Il rospo si mosse di nuovo, stavolta più debolmente, e Martha sentì un’improvvisa ondata di panico travolgerle la spina dorsale. Il senso di colpa di aver potenzialmente ucciso una povera creatura che stava solo cercando di fare le scale, peraltro molto ripide, la inondò senza preavviso, e si ritrovò a mugugnare saltellando da un piede all’altro in modo ben poco dignitoso.

“Oh! Oh! Cosa faccio? Che cosa faccio?!”

Fu colta da un lampo di iniziativa, e preso il coraggio a due mani, in questo caso sotto forma di presina a fiori, afferrò la creatura. Era più fredda e più leggera di quanto pensasse. Completamente impreparata, l’unica cosa che riuscì a fare fu lanciarsi lungo l’impulso del momento e precipitarsi di corsa lungo le scale, per poi bussare freneticamente alla porta dello sconosciuto, misterioso vicino.

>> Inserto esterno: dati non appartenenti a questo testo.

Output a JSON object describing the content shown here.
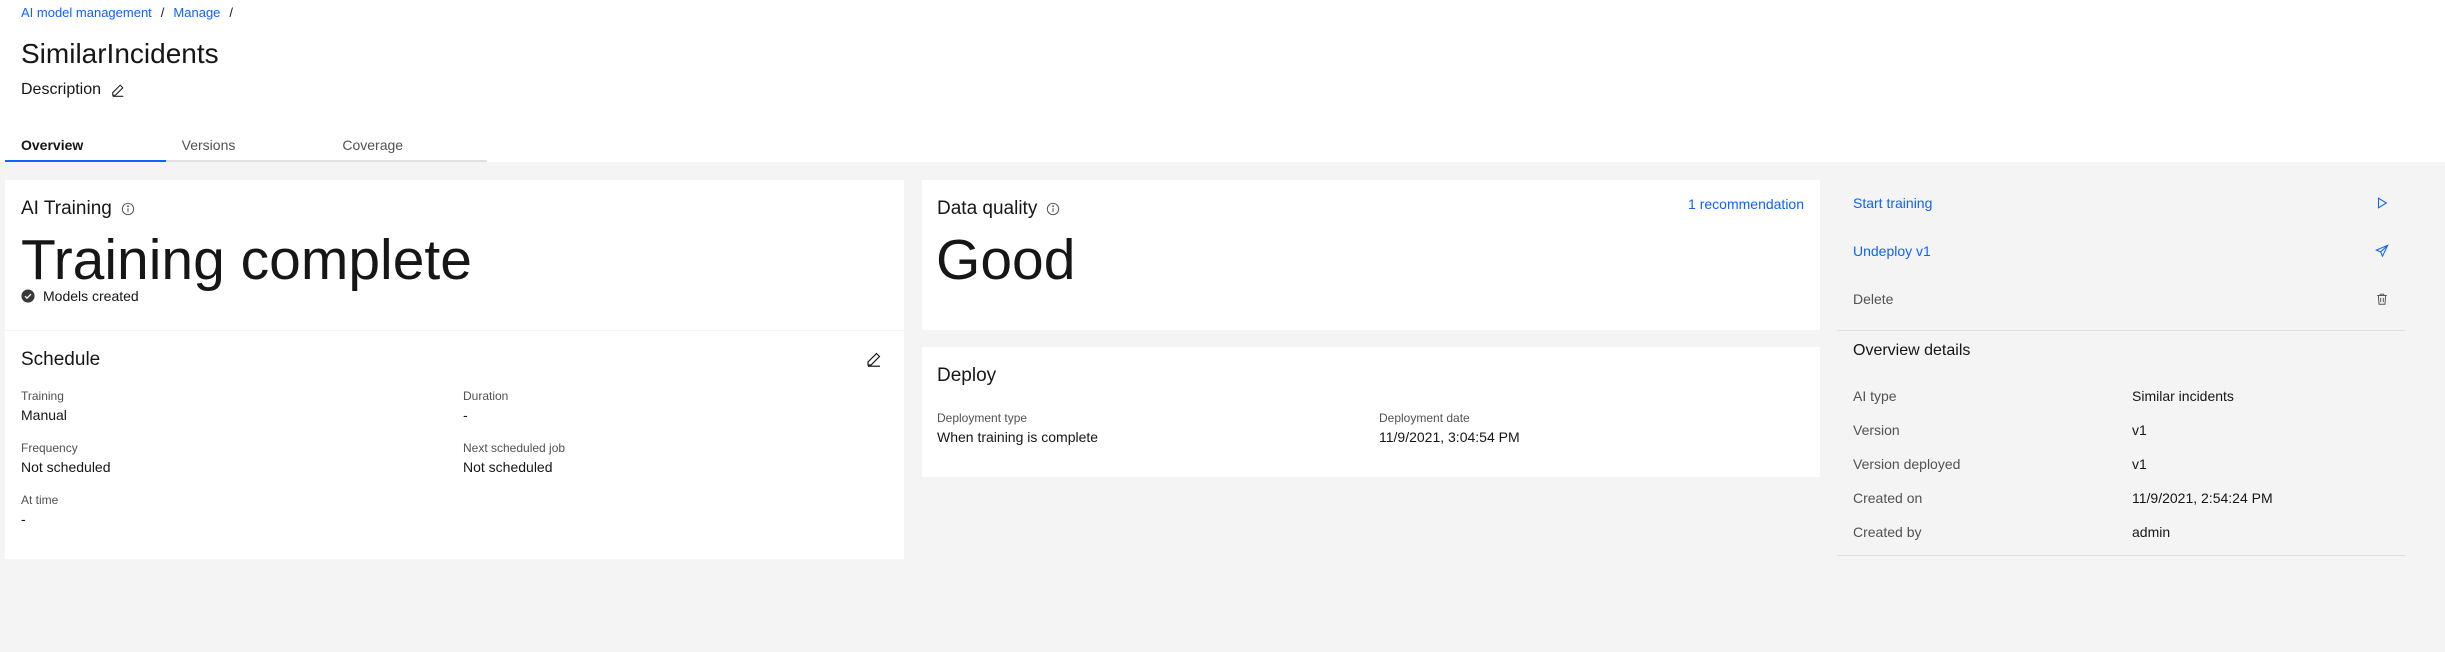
{
  "breadcrumb": {
    "items": [
      "AI model management",
      "Manage"
    ],
    "sep": "/"
  },
  "page": {
    "title": "SimilarIncidents",
    "description": "Description"
  },
  "tabs": [
    {
      "label": "Overview",
      "active": true
    },
    {
      "label": "Versions",
      "active": false
    },
    {
      "label": "Coverage",
      "active": false
    }
  ],
  "ai_training": {
    "title": "AI Training",
    "status": "Training complete",
    "sub_status": "Models created"
  },
  "schedule": {
    "title": "Schedule",
    "fields": [
      {
        "label": "Training",
        "value": "Manual"
      },
      {
        "label": "Duration",
        "value": "-"
      },
      {
        "label": "Frequency",
        "value": "Not scheduled"
      },
      {
        "label": "Next scheduled job",
        "value": "Not scheduled"
      },
      {
        "label": "At time",
        "value": "-"
      }
    ]
  },
  "data_quality": {
    "title": "Data quality",
    "value": "Good",
    "recommendation_link": "1 recommendation"
  },
  "deploy": {
    "title": "Deploy",
    "fields": [
      {
        "label": "Deployment type",
        "value": "When training is complete"
      },
      {
        "label": "Deployment date",
        "value": "11/9/2021, 3:04:54 PM"
      }
    ]
  },
  "actions": [
    {
      "label": "Start training",
      "icon": "play-icon",
      "style": "link"
    },
    {
      "label": "Undeploy v1",
      "icon": "send-icon",
      "style": "link"
    },
    {
      "label": "Delete",
      "icon": "trash-icon",
      "style": "muted"
    }
  ],
  "overview_details": {
    "title": "Overview details",
    "rows": [
      {
        "label": "AI type",
        "value": "Similar incidents"
      },
      {
        "label": "Version",
        "value": "v1"
      },
      {
        "label": "Version deployed",
        "value": "v1"
      },
      {
        "label": "Created on",
        "value": "11/9/2021, 2:54:24 PM"
      },
      {
        "label": "Created by",
        "value": "admin"
      }
    ]
  },
  "colors": {
    "accent": "#0f62fe",
    "background": "#f4f4f4",
    "card": "#ffffff",
    "text": "#161616",
    "muted": "#525252"
  }
}
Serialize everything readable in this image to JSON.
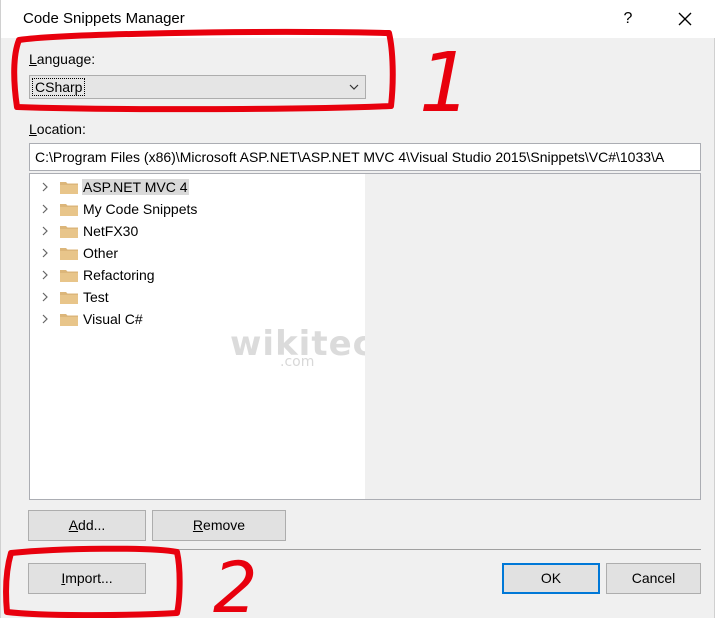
{
  "window": {
    "title": "Code Snippets Manager",
    "help_glyph": "?",
    "close_icon": "close-icon"
  },
  "language": {
    "label_underlined": "L",
    "label_rest": "anguage:",
    "selected_value": "CSharp"
  },
  "location": {
    "label_underlined": "L",
    "label_rest": "ocation:",
    "path": "C:\\Program Files (x86)\\Microsoft ASP.NET\\ASP.NET MVC 4\\Visual Studio 2015\\Snippets\\VC#\\1033\\A"
  },
  "tree": {
    "items": [
      {
        "label": "ASP.NET MVC 4",
        "selected": true
      },
      {
        "label": "My Code Snippets",
        "selected": false
      },
      {
        "label": "NetFX30",
        "selected": false
      },
      {
        "label": "Other",
        "selected": false
      },
      {
        "label": "Refactoring",
        "selected": false
      },
      {
        "label": "Test",
        "selected": false
      },
      {
        "label": "Visual C#",
        "selected": false
      }
    ]
  },
  "watermark": {
    "text": "wikitechy",
    "sub": ".com"
  },
  "buttons": {
    "add": {
      "underlined": "A",
      "rest": "dd..."
    },
    "remove": {
      "underlined": "R",
      "rest": "emove"
    },
    "import": {
      "underlined": "I",
      "rest": "mport..."
    },
    "ok": "OK",
    "cancel": "Cancel"
  },
  "annotations": {
    "marker_1": "1",
    "marker_2": "2",
    "color": "#e8000d"
  },
  "colors": {
    "dialog_bg": "#f0f0f0",
    "default_button_border": "#0078d7",
    "selection_bg": "#d9d9d9",
    "folder": "#dcb67a"
  }
}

“Ehilà! C’è nessuno? È permesso? C’è…?”

Dopo qualche secondo la porta si spalancò, senza far rumore, il che provocò a Martha l’ennesimo spavento della mattinata.
Sulla soglia c’era un uomo basso e tracagnotto, con occhialetti da vista ovali, un grosso naso rosso da gnomo e un sorriso cordiale.

“Ah, buongiorno a lei, signorina. Come posso esserle utile?”

Martha lo fissò trasecolata, guardando il rospo, poi l’omino e poi di nuovo il rospo.

“Io… lei… le scale…”

Anche lo sguardo dell’uomo si posò sul rospo, e aggrottò la fronte, contrito.

“Ah” commentò “vedo che Francis ha di nuovo tentato di darsi alla macchia. Parola mia, è più sfuggente di Sirius Black in persona- ma venga dentro, mia cara, non resti lì sulla porta. Gradisce una tazza di tè?”

Costernata, Martha fece cenno di sì con la testa, che ronzava di mille domande.

La prima delle quali sicuramente era: ma la porta del piano di sopra, era sempre stata viola?